Although the post-COVID-19 future is still nebulous, more physicians and patients are becoming comfortable with digital interactions, especially if it saves on travel time and expenses.
Certain medical procedures will still take place in person, Enfield explained, but he hopes that routine check-ups or conversations with a specialist will take place on telehealth platforms. If those interactions can happen online, then more resources can go toward patients who need to be treated in person.
“Is it really necessary for a patient in southwestern Virginia to fly to U.Va. if all that they really need is my brain?” he said. “If we can close the distance between expertise and the patients, then I think that's a place where it's good for us to continue this.”
Despite these advantages, there are still challenges. One, Enfield explained, is that not all physical procedures can take place via webcam, such as diagnosing a complex or serious illness or changing a breathing tube.
According to Harris, another challenge is that the resources available to telehealth are limited to the patient’s physical location. For example, a patient’s local clinic might not have the lab testing availability that a University specialist would recommend for that particular case.
The major barrier to telehealth that Rheuban, Enfield and Harris all pointed to is limited accessibility of technology in underserved communities. Harris pointed out that some areas near the University — such as Buckingham County — have the lowest rates of access to high-speed internet in the nation. While he predicts that more biotechnological products — like a digital stethoscope — may be available on the market to consumers and expand accessibility to telehealth, other communities will remain behind.

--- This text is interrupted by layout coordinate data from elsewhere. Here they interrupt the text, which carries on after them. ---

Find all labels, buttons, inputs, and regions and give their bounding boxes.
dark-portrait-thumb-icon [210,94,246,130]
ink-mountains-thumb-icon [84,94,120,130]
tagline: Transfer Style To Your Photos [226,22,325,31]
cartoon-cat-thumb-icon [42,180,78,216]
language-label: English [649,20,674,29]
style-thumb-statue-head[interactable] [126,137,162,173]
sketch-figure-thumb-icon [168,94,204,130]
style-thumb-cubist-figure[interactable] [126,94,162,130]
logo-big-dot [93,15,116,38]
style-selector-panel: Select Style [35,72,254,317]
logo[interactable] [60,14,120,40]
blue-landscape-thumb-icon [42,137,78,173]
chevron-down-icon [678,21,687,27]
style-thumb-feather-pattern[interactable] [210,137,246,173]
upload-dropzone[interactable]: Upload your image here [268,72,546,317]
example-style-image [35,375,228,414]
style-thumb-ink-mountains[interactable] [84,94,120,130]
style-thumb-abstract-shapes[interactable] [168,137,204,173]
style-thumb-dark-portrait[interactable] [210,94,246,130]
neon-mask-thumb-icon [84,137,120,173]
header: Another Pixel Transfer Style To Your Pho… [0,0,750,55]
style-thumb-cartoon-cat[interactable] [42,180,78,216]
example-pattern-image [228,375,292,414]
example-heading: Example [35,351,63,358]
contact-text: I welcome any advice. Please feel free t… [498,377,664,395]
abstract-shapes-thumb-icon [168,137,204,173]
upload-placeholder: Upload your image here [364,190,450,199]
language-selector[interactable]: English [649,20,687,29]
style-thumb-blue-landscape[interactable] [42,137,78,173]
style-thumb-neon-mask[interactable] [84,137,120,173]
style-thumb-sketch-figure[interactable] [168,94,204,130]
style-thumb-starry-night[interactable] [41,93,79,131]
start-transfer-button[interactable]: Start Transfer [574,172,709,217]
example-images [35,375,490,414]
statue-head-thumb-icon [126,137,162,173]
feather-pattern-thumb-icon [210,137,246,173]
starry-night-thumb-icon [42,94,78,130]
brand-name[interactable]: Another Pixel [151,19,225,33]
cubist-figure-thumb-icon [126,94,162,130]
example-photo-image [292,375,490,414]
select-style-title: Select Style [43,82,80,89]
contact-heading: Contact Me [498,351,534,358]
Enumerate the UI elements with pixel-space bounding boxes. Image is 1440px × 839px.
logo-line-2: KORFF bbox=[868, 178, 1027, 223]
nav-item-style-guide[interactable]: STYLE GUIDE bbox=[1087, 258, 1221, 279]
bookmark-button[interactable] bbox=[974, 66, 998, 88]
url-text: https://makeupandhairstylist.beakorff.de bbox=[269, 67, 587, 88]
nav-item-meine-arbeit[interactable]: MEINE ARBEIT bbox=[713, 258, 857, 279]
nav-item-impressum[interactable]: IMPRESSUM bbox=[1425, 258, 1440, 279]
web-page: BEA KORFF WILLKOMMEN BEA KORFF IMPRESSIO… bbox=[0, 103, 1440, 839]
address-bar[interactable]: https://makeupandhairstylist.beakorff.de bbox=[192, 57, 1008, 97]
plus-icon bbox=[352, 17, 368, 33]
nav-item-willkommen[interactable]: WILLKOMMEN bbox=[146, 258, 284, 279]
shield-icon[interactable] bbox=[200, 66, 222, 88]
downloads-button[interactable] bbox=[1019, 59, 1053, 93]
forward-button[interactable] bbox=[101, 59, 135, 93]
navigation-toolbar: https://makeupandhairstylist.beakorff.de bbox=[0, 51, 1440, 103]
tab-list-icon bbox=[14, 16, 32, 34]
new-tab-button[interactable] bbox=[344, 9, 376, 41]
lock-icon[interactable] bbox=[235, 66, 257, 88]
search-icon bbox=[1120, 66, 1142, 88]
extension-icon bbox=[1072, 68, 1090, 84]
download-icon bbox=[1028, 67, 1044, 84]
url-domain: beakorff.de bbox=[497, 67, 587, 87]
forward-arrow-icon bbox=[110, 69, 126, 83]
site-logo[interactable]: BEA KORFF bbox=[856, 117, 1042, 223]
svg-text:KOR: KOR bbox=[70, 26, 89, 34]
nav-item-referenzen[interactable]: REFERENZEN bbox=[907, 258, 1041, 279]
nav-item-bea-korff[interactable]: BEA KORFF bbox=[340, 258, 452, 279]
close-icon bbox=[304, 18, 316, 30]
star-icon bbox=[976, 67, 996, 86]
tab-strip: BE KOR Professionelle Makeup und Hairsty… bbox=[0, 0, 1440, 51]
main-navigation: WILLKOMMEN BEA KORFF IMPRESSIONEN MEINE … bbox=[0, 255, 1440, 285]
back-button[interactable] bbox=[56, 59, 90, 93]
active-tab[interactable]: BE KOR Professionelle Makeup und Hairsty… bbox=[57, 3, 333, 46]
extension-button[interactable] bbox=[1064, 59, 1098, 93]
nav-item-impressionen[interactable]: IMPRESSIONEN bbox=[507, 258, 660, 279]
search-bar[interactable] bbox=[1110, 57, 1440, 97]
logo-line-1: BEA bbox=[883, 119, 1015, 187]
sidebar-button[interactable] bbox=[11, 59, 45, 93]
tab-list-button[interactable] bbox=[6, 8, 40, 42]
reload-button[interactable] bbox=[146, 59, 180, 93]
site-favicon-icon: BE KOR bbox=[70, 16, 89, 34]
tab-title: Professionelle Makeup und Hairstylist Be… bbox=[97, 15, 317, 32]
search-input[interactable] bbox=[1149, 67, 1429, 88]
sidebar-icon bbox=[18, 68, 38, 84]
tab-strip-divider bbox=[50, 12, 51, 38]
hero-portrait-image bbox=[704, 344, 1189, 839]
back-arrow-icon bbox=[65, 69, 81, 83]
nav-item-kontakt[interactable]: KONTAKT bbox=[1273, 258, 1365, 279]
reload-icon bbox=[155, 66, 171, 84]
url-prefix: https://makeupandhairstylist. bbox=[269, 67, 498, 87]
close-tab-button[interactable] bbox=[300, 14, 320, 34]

“The biggest challenge is that the most disadvantaged populations that don't have the appropriate bandwidth are not going to benefit from it,” Harris said. “A lot of my patients in Appalachia don't have great cell signal because it's real rural and real mountainous, and most of them can't afford to put in a WiFi signal.”
Enfield agreed and said that people who do not own computers, telephones or WiFi have a difficult time participating in the burgeoning telehealth field.
“You tell them the only way they can see their doctors is through the system they don't own,” Enfield said. “It basically forces them out of the healthcare marketplace.”
According to Rheuban, the Federal Communications Commission has programs that the University’s Center for Telehealth taps into to bring broadband to rural providers, including the Connected Care Pilot Program, which can bring broadband into patients’ homes.